NAMI Releases Grading the States 2006: A Report on America's Health Care System for Serious Mental Illness
March 1, 2006

The United States gets a D grade in helping adults with serious mental illnesses, according to the first comprehensive, state-by-state analysis of mental healthcare systems in 15 years.

The 230-page report, including individual state narratives and scoring tables, is available online at www.nami.org/grades. The report calls on states to make smarter investment choices through proven, cost-effective practices, and to link taxpayer funding to performance and individual outcomes.

"Grades are more than report cards," said NAMI executive director Michael J. Fitzpatrick. "They reflect standards that help people recover, and choices being made by governors and legislatures every day. States doing well in the report have developed a common vision and political will to move their treatment systems forward."

For the first time, the report confirms in detail what a presidential commission appointed by President George W. Bush has called "a system in shambles" and what the Institute of Medicine of the National Academy of Sciences recently called a "chasm" between promise and practice.

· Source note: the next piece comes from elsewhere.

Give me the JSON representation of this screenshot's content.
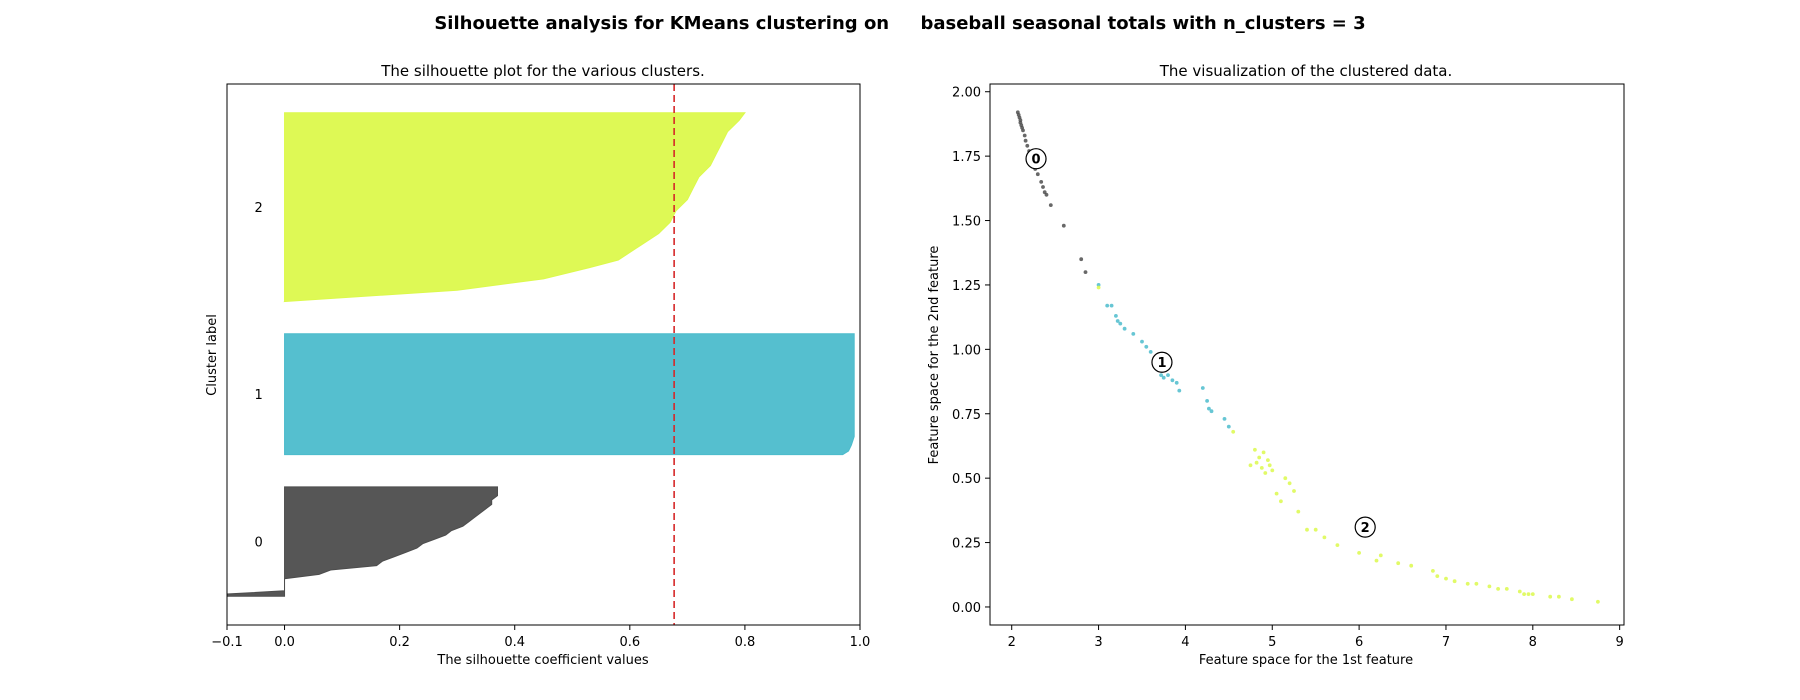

Grades were calculated by scoring 39 criteria, based in part on a survey of state mental health agencies conducted in October-December 2005.

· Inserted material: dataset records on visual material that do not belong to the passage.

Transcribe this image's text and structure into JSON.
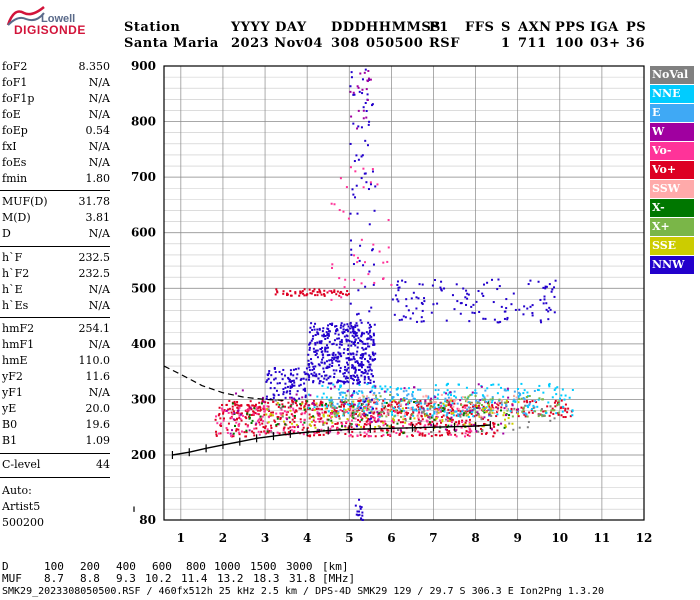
{
  "logo": {
    "line1": "Lowell",
    "line2": "DIGISONDE"
  },
  "header": {
    "row1": [
      "Station",
      "YYYY DAY",
      "DDD",
      "HHMMSS",
      "P1",
      "FFS",
      "S",
      "AXN",
      "PPS",
      "IGA",
      "PS"
    ],
    "row2": [
      "Santa Maria",
      "2023 Nov04",
      "308",
      "050500",
      "RSF",
      "",
      "1",
      "711",
      "100",
      "03+",
      "36"
    ]
  },
  "params": [
    {
      "label": "foF2",
      "value": "8.350"
    },
    {
      "label": "foF1",
      "value": "N/A"
    },
    {
      "label": "foF1p",
      "value": "N/A"
    },
    {
      "label": "foE",
      "value": "N/A"
    },
    {
      "label": "foEp",
      "value": "0.54"
    },
    {
      "label": "fxI",
      "value": "N/A"
    },
    {
      "label": "foEs",
      "value": "N/A"
    },
    {
      "label": "fmin",
      "value": "1.80"
    },
    {
      "label": "MUF(D)",
      "value": "31.78"
    },
    {
      "label": "M(D)",
      "value": "3.81"
    },
    {
      "label": "D",
      "value": "N/A"
    },
    {
      "label": "h`F",
      "value": "232.5"
    },
    {
      "label": "h`F2",
      "value": "232.5"
    },
    {
      "label": "h`E",
      "value": "N/A"
    },
    {
      "label": "h`Es",
      "value": "N/A"
    },
    {
      "label": "hmF2",
      "value": "254.1"
    },
    {
      "label": "hmF1",
      "value": "N/A"
    },
    {
      "label": "hmE",
      "value": "110.0"
    },
    {
      "label": "yF2",
      "value": "11.6"
    },
    {
      "label": "yF1",
      "value": "N/A"
    },
    {
      "label": "yE",
      "value": "20.0"
    },
    {
      "label": "B0",
      "value": "19.6"
    },
    {
      "label": "B1",
      "value": "1.09"
    },
    {
      "label": "C-level",
      "value": "44"
    }
  ],
  "auto": {
    "line1": "Auto:",
    "line2": "Artist5",
    "line3": "500200"
  },
  "legend": [
    {
      "label": "NoVal",
      "color": "#808080"
    },
    {
      "label": "NNE",
      "color": "#00ccff"
    },
    {
      "label": "E",
      "color": "#3fa9f5"
    },
    {
      "label": "W",
      "color": "#a000a0"
    },
    {
      "label": "Vo-",
      "color": "#ff3399"
    },
    {
      "label": "Vo+",
      "color": "#dd0022"
    },
    {
      "label": "SSW",
      "color": "#ffaaaa"
    },
    {
      "label": "X-",
      "color": "#007700"
    },
    {
      "label": "X+",
      "color": "#7ab648"
    },
    {
      "label": "SSE",
      "color": "#cccc00"
    },
    {
      "label": "NNW",
      "color": "#2200cc"
    }
  ],
  "bottom": {
    "d_label": "D",
    "d_values": [
      "100",
      "200",
      "400",
      "600",
      "800",
      "1000",
      "1500",
      "3000",
      "[km]"
    ],
    "muf_label": "MUF",
    "muf_values": [
      "8.7",
      "8.8",
      "9.3",
      "10.2",
      "11.4",
      "13.2",
      "18.3",
      "31.8",
      "[MHz]"
    ],
    "footer": "SMK29_2023308050500.RSF / 460fx512h 25 kHz 2.5 km / DPS-4D SMK29 129 / 29.7 S 306.3 E Ion2Png 1.3.20"
  },
  "chart_data": {
    "type": "scatter",
    "title": "",
    "xlabel": "",
    "ylabel": "",
    "xlim": [
      0.6,
      12
    ],
    "ylim": [
      80,
      900
    ],
    "y_log": false,
    "x_ticks": [
      "1",
      "2",
      "3",
      "4",
      "5",
      "6",
      "7",
      "8",
      "9",
      "10",
      "11",
      "12"
    ],
    "y_ticks": [
      "80",
      "200",
      "300",
      "400",
      "500",
      "600",
      "700",
      "800",
      "900"
    ],
    "grid": true,
    "legend_position": "right",
    "trace": {
      "name": "O-trace",
      "x": [
        0.8,
        1.2,
        1.6,
        2.0,
        2.4,
        2.8,
        3.2,
        3.6,
        4.0,
        4.5,
        5.0,
        5.5,
        6.0,
        6.5,
        7.0,
        7.5,
        8.0,
        8.35
      ],
      "y": [
        200,
        205,
        212,
        218,
        224,
        230,
        234,
        238,
        241,
        244,
        246,
        247,
        248,
        249,
        250,
        251,
        252,
        254
      ]
    },
    "profile": {
      "name": "profile",
      "x": [
        0.6,
        1.0,
        1.5,
        2.0,
        2.5,
        3.0,
        3.5
      ],
      "y": [
        360,
        345,
        325,
        312,
        304,
        300,
        298
      ]
    },
    "clusters": [
      {
        "series": "NNW",
        "x": [
          4.0,
          5.6
        ],
        "y": [
          330,
          440
        ],
        "count": 420
      },
      {
        "series": "NNW",
        "x": [
          3.0,
          4.0
        ],
        "y": [
          300,
          360
        ],
        "count": 90
      },
      {
        "series": "NNW",
        "x": [
          6.0,
          10.0
        ],
        "y": [
          440,
          520
        ],
        "count": 130
      },
      {
        "series": "Vo+",
        "x": [
          1.8,
          8.5
        ],
        "y": [
          235,
          300
        ],
        "count": 520
      },
      {
        "series": "Vo+",
        "x": [
          2.0,
          10.3
        ],
        "y": [
          270,
          300
        ],
        "count": 200
      },
      {
        "series": "Vo-",
        "x": [
          1.8,
          8.0
        ],
        "y": [
          235,
          290
        ],
        "count": 220
      },
      {
        "series": "NNE",
        "x": [
          4.0,
          10.3
        ],
        "y": [
          270,
          330
        ],
        "count": 220
      },
      {
        "series": "E",
        "x": [
          4.5,
          9.5
        ],
        "y": [
          275,
          320
        ],
        "count": 130
      },
      {
        "series": "X+",
        "x": [
          4.5,
          10.0
        ],
        "y": [
          270,
          310
        ],
        "count": 120
      },
      {
        "series": "SSE",
        "x": [
          3.0,
          9.0
        ],
        "y": [
          250,
          300
        ],
        "count": 110
      },
      {
        "series": "X-",
        "x": [
          2.0,
          9.0
        ],
        "y": [
          240,
          300
        ],
        "count": 90
      },
      {
        "series": "W",
        "x": [
          2.0,
          9.0
        ],
        "y": [
          240,
          330
        ],
        "count": 90
      },
      {
        "series": "SSW",
        "x": [
          5.0,
          9.0
        ],
        "y": [
          270,
          310
        ],
        "count": 60
      },
      {
        "series": "NoVal",
        "x": [
          3.0,
          10.0
        ],
        "y": [
          240,
          300
        ],
        "count": 60
      },
      {
        "series": "Vo+",
        "x": [
          3.2,
          5.0
        ],
        "y": [
          488,
          500
        ],
        "count": 60
      },
      {
        "series": "NNW",
        "x": [
          5.0,
          5.6
        ],
        "y": [
          250,
          900
        ],
        "count": 100
      },
      {
        "series": "W",
        "x": [
          5.0,
          5.5
        ],
        "y": [
          780,
          900
        ],
        "count": 20
      },
      {
        "series": "Vo-",
        "x": [
          4.5,
          6.0
        ],
        "y": [
          480,
          720
        ],
        "count": 40
      },
      {
        "series": "NNW",
        "x": [
          5.1,
          5.3
        ],
        "y": [
          80,
          120
        ],
        "count": 15
      }
    ]
  }
}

Only five states received grades in the B range: Connecticut, Maine, Ohio, South Carolina, and Wisconsin.

Eight states received Fs: Iowa, Idaho, Illinois, Kansas, Kentucky, Montana, North Dakota, and South Dakota.

Fitzpatrick predicted the report will have policy consequences.

"Consumer and family advocates will use it as a tool for change. Governors and legislators should use it as a check list. The goal is to raise the level of awareness, dialogue and creative action," he said.